We know that this tale first appeared as part of one of Charles Dickens’s “Christmas Numbers” for his popular periodical Household Words. Given that context, draw on elements in the story to explore how we might see it as a “Christmas story.”

4.

Compare and contrast the female-character pairing of Mrs. Stark and Miss Furnivall with Hester and Dorothy. What do these pairs say about social roles and virtues?

5.

Analyze the ways that Gaskell establishes the supernatural elements of the story in order to make them sufficiently believable.

6.

Consider the two mothers in the story, Rosamond’s mother and Miss Maude. How does Gaskell’s depiction of these two different women help us understand the ideal of middle-class Victorian motherhood?

7.

Throughout the story, male characters hold economic and social power over the women around them. With the exception of old Lord Furnivall’s brutality, the male characters rarely act in ways that forward the action of the story. How does Gaskell use male characters to enhance her readers’ understanding of female influence and power?

8.

Trace the instances of the characters’ contact with music in the story to explore how the 19th-century reader might have understood the arts to contribute to moral training.
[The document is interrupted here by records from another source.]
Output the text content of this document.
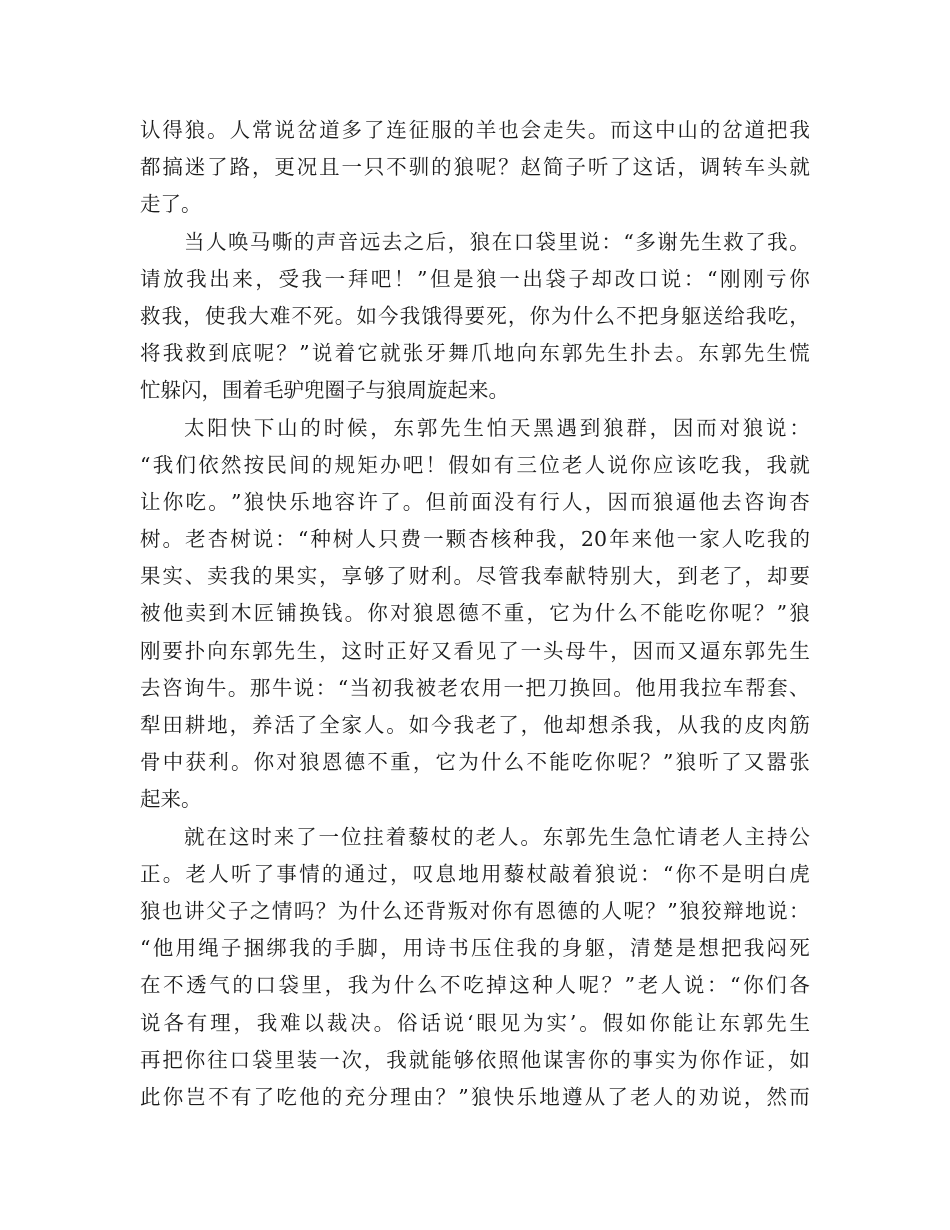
认 得 狼 。 人 常 说 岔 道 多 了 连 征 服 的 羊 也 会 走 失 。 而 这 中 山 的 岔 道 把 我
都 搞 迷 了 路 ， 更 况 且 一 只 不 驯 的 狼 呢 ？ 赵 简 子 听 了 这 话 ， 调 转 车 头 就
走了。
当 人 唤 马 嘶 的 声 音 远 去 之 后 ， 狼 在 口 袋 里 说 ： “ 多 谢 先 生 救 了 我 。
请 放 我 出 来 ， 受 我 一 拜 吧 ！ ” 但 是 狼 一 出 袋 子 却 改 口 说 ： “ 刚 刚 亏 你
救 我 ， 使 我 大 难 不 死 。 如 今 我 饿 得 要 死 ， 你 为 什 么 不 把 身 躯 送 给 我 吃 ，
将 我 救 到 底 呢 ？ ” 说 着 它 就 张 牙 舞 爪 地 向 东 郭 先 生 扑 去 。 东 郭 先 生 慌
忙躲闪，围着毛驴兜圈子与狼周旋起来。
太 阳 快 下 山 的 时 候 ， 东 郭 先 生 怕 天 黑 遇 到 狼 群 ， 因 而 对 狼 说 ：
“ 我 们 依 然 按 民 间 的 规 矩 办 吧 ！ 假 如 有 三 位 老 人 说 你 应 该 吃 我 ， 我 就
让 你 吃 。 ” 狼 快 乐 地 容 许 了 。 但 前 面 没 有 行 人 ， 因 而 狼 逼 他 去 咨 询 杏
树 。 老 杏 树 说 ： “ 种 树 人 只 费 一 颗 杏 核 种 我 ， 20 年 来 他 一 家 人 吃 我 的
果 实 、 卖 我 的 果 实 ， 享 够 了 财 利 。 尽 管 我 奉 献 特 别 大 ， 到 老 了 ， 却 要
被 他 卖 到 木 匠 铺 换 钱 。 你 对 狼 恩 德 不 重 ， 它 为 什 么 不 能 吃 你 呢 ？ ” 狼
刚 要 扑 向 东 郭 先 生 ， 这 时 正 好 又 看 见 了 一 头 母 牛 ， 因 而 又 逼 东 郭 先 生
去 咨 询 牛 。 那 牛 说 ： “ 当 初 我 被 老 农 用 一 把 刀 换 回 。 他 用 我 拉 车 帮 套 、
犁 田 耕 地 ， 养 活 了 全 家 人 。 如 今 我 老 了 ， 他 却 想 杀 我 ， 从 我 的 皮 肉 筋
骨 中 获 利 。 你 对 狼 恩 德 不 重 ， 它 为 什 么 不 能 吃 你 呢 ？ ” 狼 听 了 又 嚣 张
起来。
就 在 这 时 来 了 一 位 拄 着 藜 杖 的 老 人 。 东 郭 先 生 急 忙 请 老 人 主 持 公
正 。 老 人 听 了 事 情 的 通 过 ， 叹 息 地 用 藜 杖 敲 着 狼 说 ： “ 你 不 是 明 白 虎
狼 也 讲 父 子 之 情 吗 ？ 为 什 么 还 背 叛 对 你 有 恩 德 的 人 呢 ？ ” 狼 狡 辩 地 说 ：
“ 他 用 绳 子 捆 绑 我 的 手 脚 ， 用 诗 书 压 住 我 的 身 躯 ， 清 楚 是 想 把 我 闷 死
在 不 透 气 的 口 袋 里 ， 我 为 什 么 不 吃 掉 这 种 人 呢 ？ ” 老 人 说 ： “ 你 们 各
说 各 有 理 ， 我 难 以 裁 决 。 俗 话 说 ‘ 眼 见 为 实 ’ 。 假 如 你 能 让 东 郭 先 生
再 把 你 往 口 袋 里 装 一 次 ， 我 就 能 够 依 照 他 谋 害 你 的 事 实 为 你 作 证 ， 如
此 你 岂 不 有 了 吃 他 的 充 分 理 由 ？ ” 狼 快 乐 地 遵 从 了 老 人 的 劝 说 ， 然 而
Your response might raise some of the possible obstacles to the positive impact of the arts on character.

9.

Hester learns the ghostly details of the family narrative from Dorothy. Consider how the tone and structure of Dorothy’s tale within Hester’s tale add richness to the story.

10.

Consider the final line of the story: “What is done in youth can never be undone in age!” (52). How does the story anticipate this final line, and how might Miss Grace’s words close the frame of the Nurse’s tale?